3.    Client/Customer Contracts
 
Huge protection in the land of entrepreneurs. Client agreements set forth the parameters of the relationship between you and your clients. This includes:
a.    The length of the relationship
b.    Cost of the program (including making all fees non-refundable!)
c.    Structure of the program
d.    What happens if the client does not make payments
e.    Protecting all materials that you provide the client — a provision will be included that all of the materials provided are the ownership of YOUR company and that the clients are not allowed to give them to anyone else (like a little kid would say — mine!).
f.      Dispute resolution — just in case you need to take further legal action, you can actually choose that you want to have your dispute in a location that is convenient for you!
g.    Governing Law — it’s important to have the contract governed by the state where you run your business, as these are the rules you are already playing by.       

I always advise to send the document in PDF (or using an online signature platform like EchoSign) so that the client is unable to make any changes. Never send a contract in Word and always have the client sign first and then provide the client with a fully executed copy for their files.
 
Having a contract in place protects not only you and your business but also the client. It provides peace of mind for them that if you, as the business owner, did something wrong or didn’t provide a product or service, they would be able to get their money back. Clients want protection too.
 
4. Employees versus Independent Contractors 
 
Business is booming and you’re earning your well-deserved rock star status so you need to expand your team — or start one! Will you bring someone on as an independent contractor or an employee? Make sure you know the differences ahead of time:
 
a.    Independent Contractor Agreements       

Have a virtual assistant? This person most likely would not be considered an employee — nor do you want them to be because then you could be responsible for benefits and taxes. An independent contractor agreement clearly spells out that there is no employment relationship between you and the other person, and as a result, the other person is responsible to file his or her own taxes and obtain his or her own benefits. You would provide this person with a 1099 at the end of the year or at the end of your relationship should it be a shorter time span.
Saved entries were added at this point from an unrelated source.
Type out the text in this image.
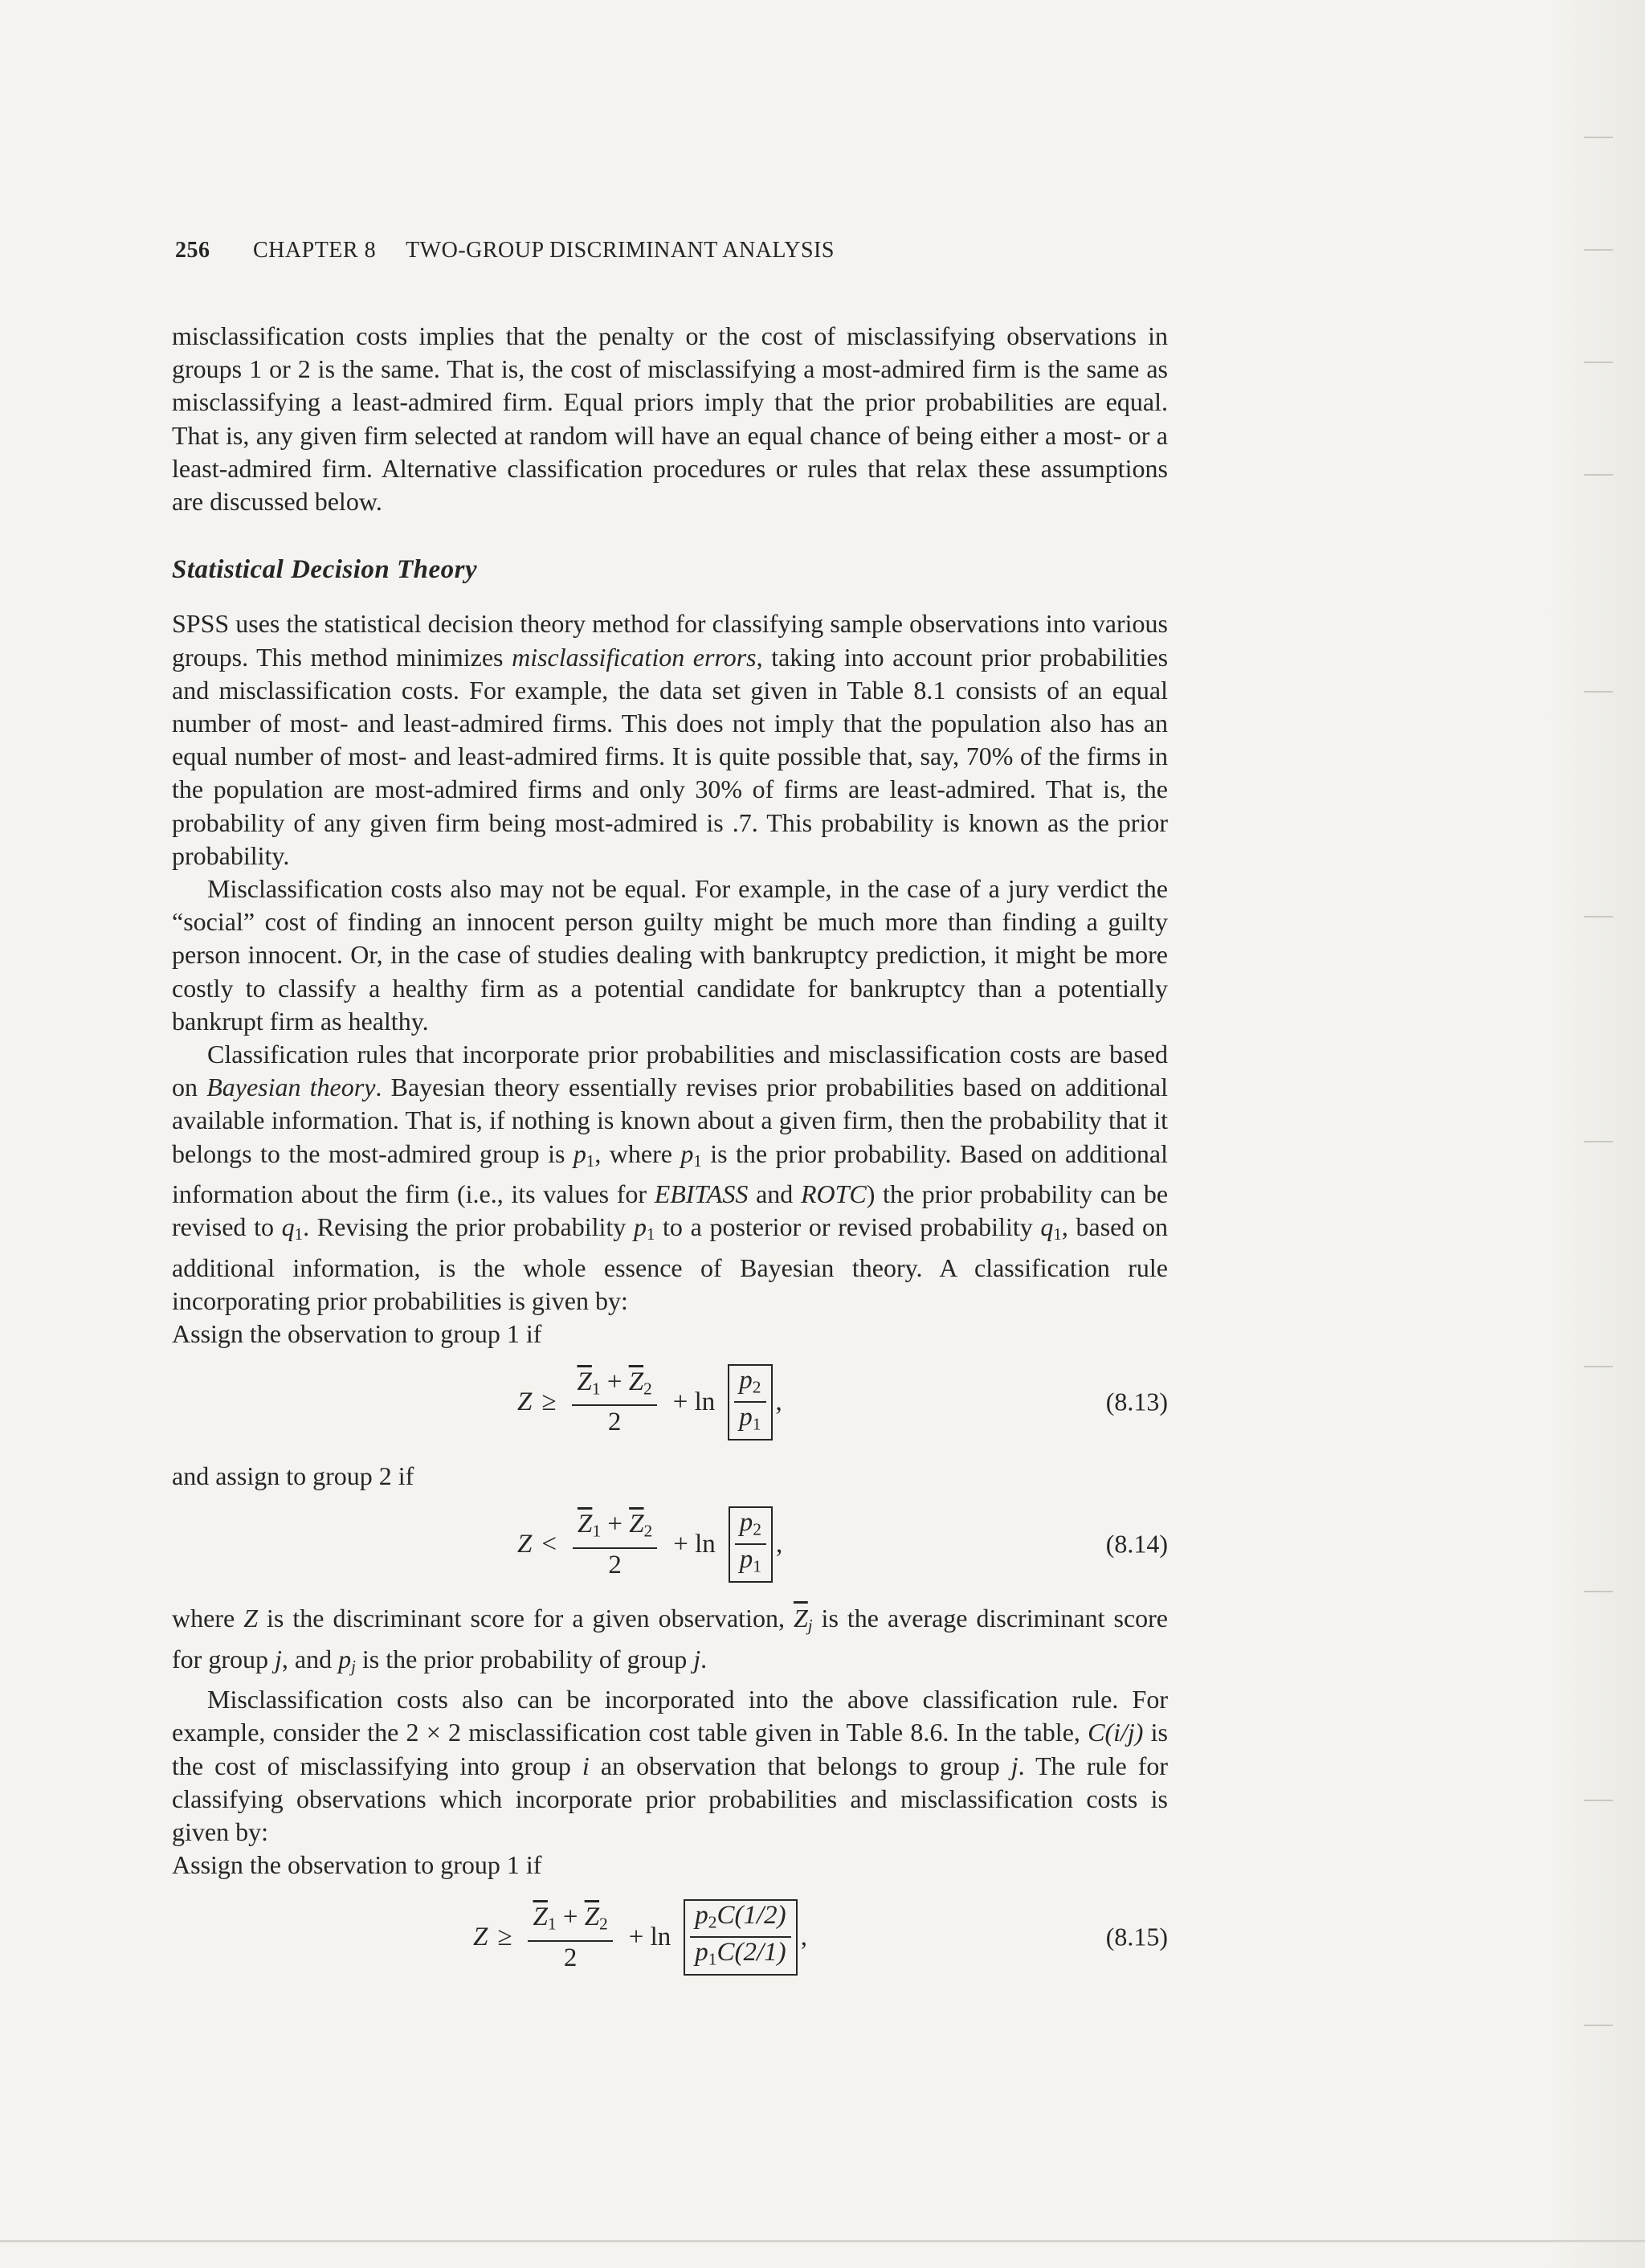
256 CHAPTER 8 TWO-GROUP DISCRIMINANT ANALYSIS

misclassification costs implies that the penalty or the cost of misclassifying observations in groups 1 or 2 is the same. That is, the cost of misclassifying a most-admired firm is the same as misclassifying a least-admired firm. Equal priors imply that the prior probabilities are equal. That is, any given firm selected at random will have an equal chance of being either a most- or a least-admired firm. Alternative classification procedures or rules that relax these assumptions are discussed below.

Statistical Decision Theory

SPSS uses the statistical decision theory method for classifying sample observations into various groups. This method minimizes misclassification errors, taking into account prior probabilities and misclassification costs. For example, the data set given in Table 8.1 consists of an equal number of most- and least-admired firms. This does not imply that the population also has an equal number of most- and least-admired firms. It is quite possible that, say, 70% of the firms in the population are most-admired firms and only 30% of firms are least-admired. That is, the probability of any given firm being most-admired is .7. This probability is known as the prior probability.

Misclassification costs also may not be equal. For example, in the case of a jury verdict the “social” cost of finding an innocent person guilty might be much more than finding a guilty person innocent. Or, in the case of studies dealing with bankruptcy prediction, it might be more costly to classify a healthy firm as a potential candidate for bankruptcy than a potentially bankrupt firm as healthy.

Classification rules that incorporate prior probabilities and misclassification costs are based on Bayesian theory. Bayesian theory essentially revises prior probabilities based on additional available information. That is, if nothing is known about a given firm, then the probability that it belongs to the most-admired group is $p_1$, where $p_1$ is the prior probability. Based on additional information about the firm (i.e., its values for EBITASS and ROTC) the prior probability can be revised to $q_1$. Revising the prior probability $p_1$ to a posterior or revised probability $q_1$, based on additional information, is the whole essence of Bayesian theory. A classification rule incorporating prior probabilities is given by:

Assign the observation to group 1 if

$Z \ge \frac{\overline{Z}_1 + \overline{Z}_2}{2} + \ln \frac{p_2}{p_1}$ ,	(8.13)

and assign to group 2 if

$Z < \frac{\overline{Z}_1 + \overline{Z}_2}{2} + \ln \frac{p_2}{p_1}$ ,	(8.14)

where Z is the discriminant score for a given observation, $\overline{Z}_j$ is the average discriminant score for group j, and $p_j$ is the prior probability of group j.

Misclassification costs also can be incorporated into the above classification rule. For example, consider the 2 × 2 misclassification cost table given in Table 8.6. In the table, C(i/j) is the cost of misclassifying into group i an observation that belongs to group j. The rule for classifying observations which incorporate prior probabilities and misclassification costs is given by:

Assign the observation to group 1 if

$Z \ge \frac{\overline{Z}_1 + \overline{Z}_2}{2} + \ln \frac{p_2C(1/2)}{p_1C(2/1)}$ ,	(8.15)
This person also cannot act as an agent of the company, meaning they cannot enter into agreements with another person on your (or your company’s) behalf.
 
b.    Employment Agreements

Employment agreements are needed for those individuals you plan on having a long-term relationship with and want as representatives of your business. You, as the business owner, are then responsible for their taxes (an employee will usually complete a W-2 form) and potentially, their health benefits. Having someone as an actual employee means that they can potentially enter into an agreement on behalf of your business. These people represent your company in a public capacity. You can garner much more control of these individuals, meaning you can dictate their work schedule, location and ways that the work is done. Please also note that when you have employees, you will need an employee handbook that will describe worker’s compensation, vacation/sick days, company policies, etc. 
 
Please note the difference between an employee and an independent contractor. Essentially, it depends on how much “control” you have over this person in their working capacity at your company. If you want to control what is being done and how it is being done, then this person would more likely be an employee; an independent contractor would be able to control the means and methods they use to accomplish the task.
 
So, what is that something you need? Most likely, all of the above.
 
This document is for informational purposes only and should not be construed as legal advice. Genavieve Shingle is an attorney only licensed in the State of New York and the distribution of this guide does not constitute an attorney-client relationship.